Here's my version of camelCase function:

var camelCase = (function () {
    var DEFAULT_REGEX = /[-_]+(.)?/g;

    function toUpper(match, group1) {
        return group1 ? group1.toUpperCase() : '';
    }
    return function (str, delimiters) {
        return str.replace(delimiters ? new RegExp('[' + delimiters + ']+(.)?', 'g') : DEFAULT_REGEX, toUpper);
    };
})();

It handles all of the following edge cases:

  • takes care of both underscores and hyphens by default (configurable with second parameter)
  • string with unicode characters
  • string that ends with hyphens or underscore
  • string that has consecutive hyphens or underscores

Here's a link to live tests: http://jsfiddle.net/avKzf/2/

Here are results from tests:

  • input: "ab-cd-ef", result: "abCdEf"
  • input: "ab-cd-ef-", result: "abCdEf"
  • input: "ab-cd-ef--", result: "abCdEf"
  • input: "ab-cd--ef--", result: "abCdEf"
  • input: "--ab-cd--ef--", result: "AbCdEf"
  • input: "--ab-cd-__-ef--", result: "AbCdEf"

Notice that strings that start with delimiters will result in a uppercase letter at the beginning. If that is not what you would expect, you can always use lcfirst. Here's my lcfirst if you need it:

function lcfirst(str) {
    return str && str.charAt(0).toLowerCase() + str.substring(1);
}
网友答案:

Here is another option that combines a couple answers here and makes it method on a string:

if (typeof String.prototype.toCamel !== 'function') {
  String.prototype.toCamel = function(){
    return this.replace(/[-_]([a-z])/g, function (g) { return g[1].toUpperCase(); })
  };
}

Used like this:

'quick_brown'.toCamel(); // quickBrown
'quick-brown'.toCamel(); // quickBrown
网友答案:
# Turn the dash separated variable name into camelCase.
str = str.replace(/\b-([a-z])/g, function(all, char) { return char.toUpperCase() });
网友答案:

Another take.

Used when...

var string = "hyphen-delimited-to-camel-case"
or
var string = "snake_case_to_camel_case"


function toCamelCase( string ){
  return string.toLowerCase().replace(/(_|-)([a-z])/g, toUpperCase );
}

function toUpperCase( string ){
  return string[1].toUpperCase();
}

Output: hyphenDelimitedToCamelCase
网友答案:

is also possible use indexOf with recursion for that task.

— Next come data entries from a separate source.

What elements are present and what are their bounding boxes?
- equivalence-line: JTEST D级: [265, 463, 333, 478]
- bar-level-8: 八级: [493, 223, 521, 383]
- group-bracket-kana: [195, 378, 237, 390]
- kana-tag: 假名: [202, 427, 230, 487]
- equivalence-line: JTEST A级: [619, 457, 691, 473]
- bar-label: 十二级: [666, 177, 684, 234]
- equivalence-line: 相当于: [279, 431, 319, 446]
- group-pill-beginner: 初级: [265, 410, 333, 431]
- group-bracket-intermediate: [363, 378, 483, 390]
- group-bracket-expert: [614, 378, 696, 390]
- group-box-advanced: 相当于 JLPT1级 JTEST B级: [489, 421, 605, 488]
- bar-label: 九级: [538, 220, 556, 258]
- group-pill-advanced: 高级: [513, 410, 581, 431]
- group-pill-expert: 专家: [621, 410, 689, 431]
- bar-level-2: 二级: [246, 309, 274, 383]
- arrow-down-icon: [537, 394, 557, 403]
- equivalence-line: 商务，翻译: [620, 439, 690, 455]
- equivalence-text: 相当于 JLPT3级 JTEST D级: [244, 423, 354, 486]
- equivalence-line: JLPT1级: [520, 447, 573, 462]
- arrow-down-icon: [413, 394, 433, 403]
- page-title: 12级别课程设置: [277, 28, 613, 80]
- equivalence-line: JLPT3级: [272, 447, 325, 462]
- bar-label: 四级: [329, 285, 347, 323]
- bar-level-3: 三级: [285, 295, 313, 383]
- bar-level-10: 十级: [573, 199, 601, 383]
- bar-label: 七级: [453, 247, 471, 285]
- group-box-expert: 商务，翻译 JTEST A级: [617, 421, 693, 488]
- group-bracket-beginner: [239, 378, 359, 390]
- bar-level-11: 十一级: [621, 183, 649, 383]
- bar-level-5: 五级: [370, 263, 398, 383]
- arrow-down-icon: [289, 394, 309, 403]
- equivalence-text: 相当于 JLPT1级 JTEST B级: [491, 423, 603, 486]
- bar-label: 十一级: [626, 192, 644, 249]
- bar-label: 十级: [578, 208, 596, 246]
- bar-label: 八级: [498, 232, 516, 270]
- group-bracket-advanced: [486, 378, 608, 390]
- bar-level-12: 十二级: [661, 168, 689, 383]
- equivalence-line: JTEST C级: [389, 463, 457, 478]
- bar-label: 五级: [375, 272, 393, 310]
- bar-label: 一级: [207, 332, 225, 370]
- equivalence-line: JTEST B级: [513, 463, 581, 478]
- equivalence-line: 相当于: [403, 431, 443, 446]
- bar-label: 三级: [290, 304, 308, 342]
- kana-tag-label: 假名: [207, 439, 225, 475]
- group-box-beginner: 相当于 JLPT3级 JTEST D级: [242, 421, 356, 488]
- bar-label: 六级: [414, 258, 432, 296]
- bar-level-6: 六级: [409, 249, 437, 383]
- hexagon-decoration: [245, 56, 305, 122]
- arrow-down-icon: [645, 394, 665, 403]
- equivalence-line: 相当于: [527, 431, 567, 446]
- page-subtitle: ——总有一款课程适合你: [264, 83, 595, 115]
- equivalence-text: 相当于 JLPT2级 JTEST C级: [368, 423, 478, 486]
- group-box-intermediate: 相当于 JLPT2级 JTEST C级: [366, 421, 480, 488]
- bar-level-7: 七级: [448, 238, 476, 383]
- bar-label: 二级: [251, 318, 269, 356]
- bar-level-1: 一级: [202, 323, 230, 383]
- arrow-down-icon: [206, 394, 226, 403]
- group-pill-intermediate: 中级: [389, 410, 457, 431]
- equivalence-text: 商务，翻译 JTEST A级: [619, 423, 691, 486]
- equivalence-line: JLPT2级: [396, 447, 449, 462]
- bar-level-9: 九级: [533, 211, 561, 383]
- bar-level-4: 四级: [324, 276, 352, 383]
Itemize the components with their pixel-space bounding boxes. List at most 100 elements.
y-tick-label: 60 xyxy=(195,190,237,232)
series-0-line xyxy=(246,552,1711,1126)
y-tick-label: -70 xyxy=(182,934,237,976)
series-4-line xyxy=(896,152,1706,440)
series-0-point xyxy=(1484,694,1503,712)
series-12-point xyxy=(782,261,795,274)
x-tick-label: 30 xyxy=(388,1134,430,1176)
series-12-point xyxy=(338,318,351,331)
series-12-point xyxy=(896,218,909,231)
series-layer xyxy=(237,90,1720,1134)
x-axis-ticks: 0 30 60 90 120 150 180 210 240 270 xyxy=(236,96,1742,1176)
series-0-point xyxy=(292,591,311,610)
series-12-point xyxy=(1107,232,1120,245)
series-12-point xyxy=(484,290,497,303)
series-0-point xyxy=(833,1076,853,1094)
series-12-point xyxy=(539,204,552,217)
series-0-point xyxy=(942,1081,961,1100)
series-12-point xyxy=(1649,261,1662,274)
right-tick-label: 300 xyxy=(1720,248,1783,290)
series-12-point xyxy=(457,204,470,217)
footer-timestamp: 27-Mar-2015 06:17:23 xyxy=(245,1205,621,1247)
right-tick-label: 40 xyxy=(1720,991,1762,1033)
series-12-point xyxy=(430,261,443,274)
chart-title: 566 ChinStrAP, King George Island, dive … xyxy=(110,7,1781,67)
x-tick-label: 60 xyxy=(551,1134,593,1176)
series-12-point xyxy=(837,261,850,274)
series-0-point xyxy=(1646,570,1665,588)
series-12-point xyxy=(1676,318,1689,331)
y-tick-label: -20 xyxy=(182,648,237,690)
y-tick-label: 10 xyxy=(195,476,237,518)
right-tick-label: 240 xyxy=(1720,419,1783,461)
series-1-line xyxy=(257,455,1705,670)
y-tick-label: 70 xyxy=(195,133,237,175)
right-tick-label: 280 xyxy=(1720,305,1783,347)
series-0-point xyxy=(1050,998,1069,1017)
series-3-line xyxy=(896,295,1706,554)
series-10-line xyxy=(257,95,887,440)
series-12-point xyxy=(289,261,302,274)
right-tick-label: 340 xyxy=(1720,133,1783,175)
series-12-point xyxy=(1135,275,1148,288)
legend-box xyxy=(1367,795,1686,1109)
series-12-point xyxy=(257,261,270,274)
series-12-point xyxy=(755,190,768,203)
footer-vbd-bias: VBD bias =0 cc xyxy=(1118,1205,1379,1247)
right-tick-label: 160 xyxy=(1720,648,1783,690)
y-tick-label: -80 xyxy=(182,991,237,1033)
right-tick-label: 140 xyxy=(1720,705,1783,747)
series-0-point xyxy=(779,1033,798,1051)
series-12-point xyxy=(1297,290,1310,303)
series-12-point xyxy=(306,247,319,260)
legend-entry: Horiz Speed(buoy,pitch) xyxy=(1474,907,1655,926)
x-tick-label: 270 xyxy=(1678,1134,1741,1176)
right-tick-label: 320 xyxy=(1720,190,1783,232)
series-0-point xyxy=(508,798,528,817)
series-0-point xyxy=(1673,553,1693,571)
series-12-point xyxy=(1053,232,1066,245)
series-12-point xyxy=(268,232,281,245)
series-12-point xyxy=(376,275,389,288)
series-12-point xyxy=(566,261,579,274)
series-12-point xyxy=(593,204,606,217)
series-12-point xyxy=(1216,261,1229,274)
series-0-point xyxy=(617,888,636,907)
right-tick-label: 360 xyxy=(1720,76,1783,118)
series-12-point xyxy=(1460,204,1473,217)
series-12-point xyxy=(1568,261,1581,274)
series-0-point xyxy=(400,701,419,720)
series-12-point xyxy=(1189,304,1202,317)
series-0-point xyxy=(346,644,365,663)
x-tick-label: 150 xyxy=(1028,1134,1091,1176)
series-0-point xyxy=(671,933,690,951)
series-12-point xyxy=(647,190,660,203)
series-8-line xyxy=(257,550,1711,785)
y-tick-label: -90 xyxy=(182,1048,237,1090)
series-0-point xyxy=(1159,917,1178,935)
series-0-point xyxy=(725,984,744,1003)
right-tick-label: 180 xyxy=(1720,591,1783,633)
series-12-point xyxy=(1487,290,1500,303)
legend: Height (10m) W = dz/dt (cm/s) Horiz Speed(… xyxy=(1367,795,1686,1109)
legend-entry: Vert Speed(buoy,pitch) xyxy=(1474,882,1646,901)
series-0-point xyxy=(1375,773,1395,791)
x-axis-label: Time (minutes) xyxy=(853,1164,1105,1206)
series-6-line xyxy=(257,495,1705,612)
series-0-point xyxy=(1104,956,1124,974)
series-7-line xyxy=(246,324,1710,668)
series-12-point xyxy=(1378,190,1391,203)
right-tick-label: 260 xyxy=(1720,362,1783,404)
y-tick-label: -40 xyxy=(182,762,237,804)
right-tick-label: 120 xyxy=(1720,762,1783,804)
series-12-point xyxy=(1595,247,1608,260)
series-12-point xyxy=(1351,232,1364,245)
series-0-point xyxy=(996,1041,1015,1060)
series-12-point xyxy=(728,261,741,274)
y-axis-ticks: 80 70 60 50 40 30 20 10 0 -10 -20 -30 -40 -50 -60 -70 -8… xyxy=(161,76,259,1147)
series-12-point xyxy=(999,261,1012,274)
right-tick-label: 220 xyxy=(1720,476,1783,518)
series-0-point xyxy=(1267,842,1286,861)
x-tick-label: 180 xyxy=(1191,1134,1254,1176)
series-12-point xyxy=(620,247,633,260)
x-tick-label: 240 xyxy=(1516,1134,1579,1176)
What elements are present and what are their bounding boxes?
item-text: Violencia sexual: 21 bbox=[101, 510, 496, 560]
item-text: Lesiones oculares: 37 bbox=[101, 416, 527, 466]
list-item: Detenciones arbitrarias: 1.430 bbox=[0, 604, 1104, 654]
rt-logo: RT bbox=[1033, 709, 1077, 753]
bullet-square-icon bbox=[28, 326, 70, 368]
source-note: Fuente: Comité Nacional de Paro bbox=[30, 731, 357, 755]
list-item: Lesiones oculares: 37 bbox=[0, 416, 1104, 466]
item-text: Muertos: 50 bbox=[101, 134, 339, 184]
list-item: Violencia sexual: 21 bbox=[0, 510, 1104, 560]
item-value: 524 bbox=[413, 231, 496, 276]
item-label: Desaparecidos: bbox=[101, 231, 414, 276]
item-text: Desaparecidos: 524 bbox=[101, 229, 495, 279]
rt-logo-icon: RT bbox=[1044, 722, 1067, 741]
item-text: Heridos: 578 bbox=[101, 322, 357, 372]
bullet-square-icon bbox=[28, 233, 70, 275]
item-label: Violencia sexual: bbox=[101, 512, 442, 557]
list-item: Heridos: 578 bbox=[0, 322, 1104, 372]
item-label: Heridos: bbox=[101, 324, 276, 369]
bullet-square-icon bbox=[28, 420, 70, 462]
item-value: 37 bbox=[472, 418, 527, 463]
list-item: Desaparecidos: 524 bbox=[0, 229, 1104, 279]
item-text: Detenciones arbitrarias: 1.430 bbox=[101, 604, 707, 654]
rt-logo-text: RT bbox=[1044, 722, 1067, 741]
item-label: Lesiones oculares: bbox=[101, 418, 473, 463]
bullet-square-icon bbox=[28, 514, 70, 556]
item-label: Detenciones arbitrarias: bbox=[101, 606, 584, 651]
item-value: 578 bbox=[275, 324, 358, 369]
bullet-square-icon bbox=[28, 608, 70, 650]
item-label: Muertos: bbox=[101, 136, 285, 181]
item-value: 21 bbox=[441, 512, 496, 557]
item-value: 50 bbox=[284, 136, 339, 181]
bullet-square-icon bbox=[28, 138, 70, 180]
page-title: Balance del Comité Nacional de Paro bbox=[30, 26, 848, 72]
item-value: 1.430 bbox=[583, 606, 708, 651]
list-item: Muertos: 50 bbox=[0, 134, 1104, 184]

input some-foo_sd_dsd-weqe
output someFooSdDsdWeqe

comparison ::: measure execution time for two different scripts:

$ node camelCased.js
someFooSdDsdWeqe
test1: 2.986ms
someFooSdDsdWeqe
test2: 0.231ms

code:

console.time('test1');
function camelCased (str) {

        function check(symb){

            let idxOf = str.indexOf(symb);
            if (idxOf === -1) {
                return str;
            }

            let letter = str[idxOf+1].toUpperCase();
            str = str.replace(str.substring(idxOf+1,idxOf+2), '');
            str = str.split(symb).join(idxOf !== -1 ? letter : '');

            return camelCased(str);
        }       

        return check('_') && check('-');

    }

console.log(camelCased ('some-foo_sd_dsd-weqe'));
console.timeEnd('test1');



console.time('test2');

    function camelCased (myString){
     return myString.replace(/(-|\_)([a-z])/g, function (g) { return  g[1].toUpperCase(); });
   }


console.log(camelCased ('some-foo_sd_dsd-weqe'));
console.timeEnd('test2');
网友答案:

I don't see the point IMHO: The use of camelCase vs hyphen seperated identifiers is over debated I know, but I would like to share a recent observation: When editing the identifier in a text editor, it is easier to edit a hyphen separated identifier as apposed to camelCase.

Reason?

A double click on "first" in "first-name" selects only the first in the event that you may wish to refactor it to "last-name" this ensures that only the part that is relevant will be changed.

Using camelCase would require a full word edit in the case of lastDayOfMonth when instead you could just change it (if using hyphen) by double-clicking the "first" in "first-day-of-month" and changing it to "last" to get "last-day-of-month". It's a matter of taste of course, but notice that you provided for easier editing of code for perhaps others.

Secondly it's a habit that pays off when it comes to naming files that may get displayed in urls. I prefer to read hyphen separated file names in a url.